While Intuit tries to advertise itself as a diverse place to work (programs for getting women back to work, LGBT tolerance), it conveniently ignores the biggest diversity problem: racial diversity at HQ (Mountain View). Intuit is being overrun by Indians, especially in its engineering organization. Even with its current state of poor racial diversity, Intuit is importing lots of their employees from India Development Center (IDC) to the HQ, making the matter worse. An anecdotal example of Intuit diversity: we had a team party, in a room of 50+ ppl, I counted only about 5 white and 2-3 East-Asian coworkers; the rest are Indians.
And that will affect the overall morale of the "minority". The majority Indians, while most are friendly, tend to group together, even during team meeting or social.

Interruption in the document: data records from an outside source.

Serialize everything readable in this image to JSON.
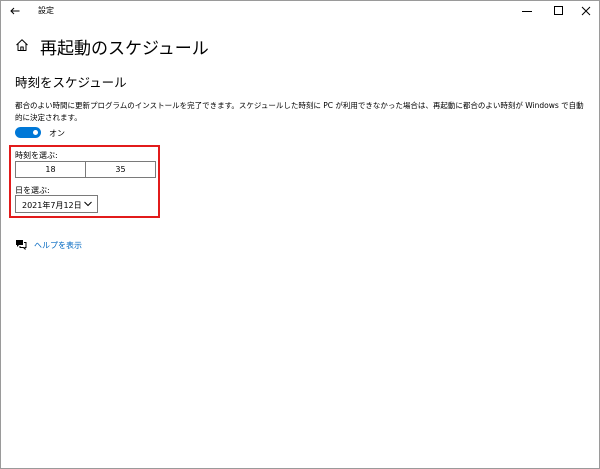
{
  "window": {
    "title": "設定",
    "back_icon": "back-arrow-icon",
    "minimize_icon": "minimize-icon",
    "maximize_icon": "maximize-icon",
    "close_icon": "close-icon"
  },
  "header": {
    "home_icon": "home-icon",
    "title": "再起動のスケジュール"
  },
  "schedule": {
    "section_title": "時刻をスケジュール",
    "description": "都合のよい時間に更新プログラムのインストールを完了できます。スケジュールした時刻に PC が利用できなかった場合は、再起動に都合のよい時刻が Windows で自動的に決定されます。",
    "toggle_state": "on",
    "toggle_label": "オン",
    "time_label": "時刻を選ぶ:",
    "hour": "18",
    "minute": "35",
    "day_label": "日を選ぶ:",
    "date": "2021年7月12日"
  },
  "help": {
    "icon": "help-chat-icon",
    "link": "ヘルプを表示"
  },
  "colors": {
    "accent": "#0078d7",
    "link": "#0067c0",
    "highlight": "#e21b1b"
  }
}
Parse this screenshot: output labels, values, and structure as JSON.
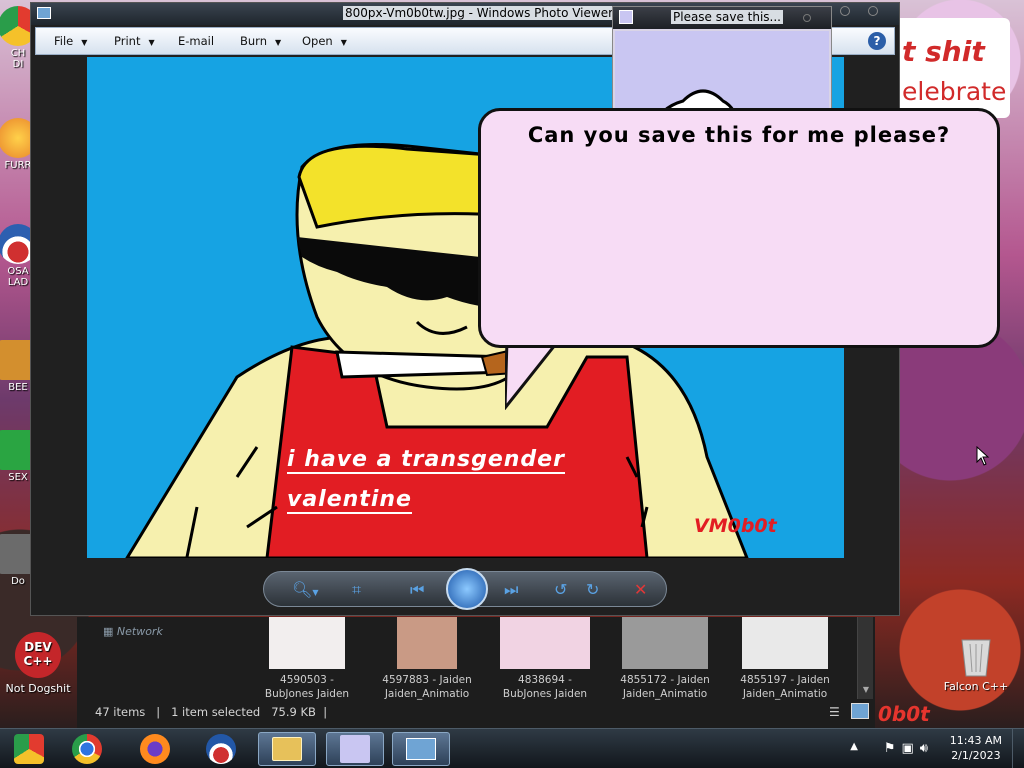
{
  "desktop": {
    "icons": [
      {
        "label": "CH\nDI",
        "color": "#1f9e3a"
      },
      {
        "label": "FURR",
        "color": "#e8832a"
      },
      {
        "label": "OSA\nLAD",
        "color": "#2c5fb0"
      },
      {
        "label": "BEE",
        "color": "#d38f2e"
      },
      {
        "label": "SEX",
        "color": "#2aa542"
      },
      {
        "label": "Do",
        "color": "#6b6b6b"
      }
    ],
    "dev_icon_label": "Not Dogshit",
    "dev_icon_text": "DEV\nC++",
    "recycle_label": "Falcon C++",
    "sign_line1": "t shit",
    "sign_line2": "elebrate",
    "wallpaper_text": "0b0t"
  },
  "viewer": {
    "title": "800px-Vm0b0tw.jpg - Windows Photo Viewer",
    "menu": [
      {
        "label": "File",
        "has_arrow": true
      },
      {
        "label": "Print",
        "has_arrow": true
      },
      {
        "label": "E-mail",
        "has_arrow": false
      },
      {
        "label": "Burn",
        "has_arrow": true
      },
      {
        "label": "Open",
        "has_arrow": true
      }
    ],
    "help_label": "?",
    "photo_text_line1": "i have a transgender",
    "photo_text_line2": "valentine",
    "photo_signature": "VM0b0t"
  },
  "bunny_window": {
    "title": "Please save this..."
  },
  "bubble": {
    "text": "Can you save this for me please?"
  },
  "explorer": {
    "network_label": "Network",
    "thumbnails": [
      {
        "line1": "4590503 -",
        "line2": "BubJones Jaiden"
      },
      {
        "line1": "4597883 - Jaiden",
        "line2": "Jaiden_Animatio"
      },
      {
        "line1": "4838694 -",
        "line2": "BubJones Jaiden"
      },
      {
        "line1": "4855172 - Jaiden",
        "line2": "Jaiden_Animatio"
      },
      {
        "line1": "4855197 - Jaiden",
        "line2": "Jaiden_Animatio"
      }
    ],
    "status": {
      "items": "47 items",
      "selected": "1 item selected",
      "size": "75.9 KB"
    }
  },
  "taskbar": {
    "time": "11:43 AM",
    "date": "2/1/2023",
    "apps": [
      {
        "name": "chrome-old",
        "color": "#e23b2f"
      },
      {
        "name": "chrome",
        "color": "#2a9d4a"
      },
      {
        "name": "firefox",
        "color": "#ff8a1e"
      },
      {
        "name": "obama",
        "color": "#2257a7"
      },
      {
        "name": "explorer",
        "color": "#e7c15a"
      },
      {
        "name": "bunny",
        "color": "#c9c6f2"
      },
      {
        "name": "photo-viewer",
        "color": "#6fa4d4"
      }
    ]
  }
}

It's hard to break into those circles or even influence critical business decisions (most Indian coworkers agreeing with Indian boss). Within a week when I left, 5 or 6 people moved on to other companies. That's probably usual in Silicon Valley except all of them are East-Asians (Chinese, Korean, Singaporean) and white. Maybe it's coincidental but I wouldn't think so. Another problem is Intuit having lots of layoffs/re-orgs and seeing your Indian boss naturally closer to your Indian teammates, you won't have the confidence that your fate is decided by your work quality.

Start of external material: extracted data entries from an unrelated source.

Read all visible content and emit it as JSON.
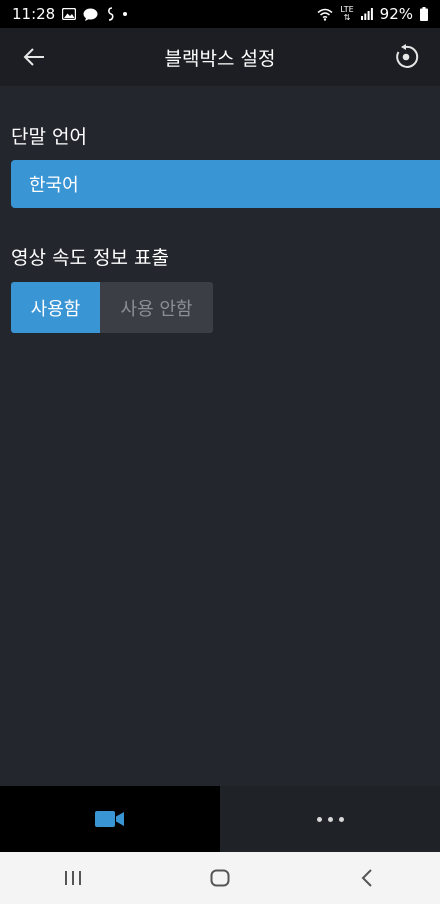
{
  "status_bar": {
    "time": "11:28",
    "battery_level": "92%",
    "network": "LTE"
  },
  "header": {
    "title": "블랙박스 설정"
  },
  "settings": {
    "language": {
      "label": "단말 언어",
      "selected": "한국어"
    },
    "speed_overlay": {
      "label": "영상 속도 정보 표출",
      "options": [
        "사용함",
        "사용 안함"
      ],
      "selected_index": 0
    }
  },
  "tabs": [
    {
      "icon": "video-camera-icon",
      "active": true
    },
    {
      "icon": "more-dots-icon",
      "active": false
    }
  ],
  "colors": {
    "accent": "#3a95d4",
    "background": "#23262d",
    "header": "#1c1e23"
  }
}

I have to say that most of my Indian coworkers are competent and qualified. However, when many candidates and most interview committees are entirely Indians, I'm not sure if there is no bias in their interview process. When I moved to another similarly large company, I noticed that although there are many Indian co-workers but also there is as many East-Asian (Chinese, Japanese, Korean) and white coworkers (roughly 1/3 Indians, 1/3 East-Asians). That seems more statistically reasonable, compared to Bay Area demographics.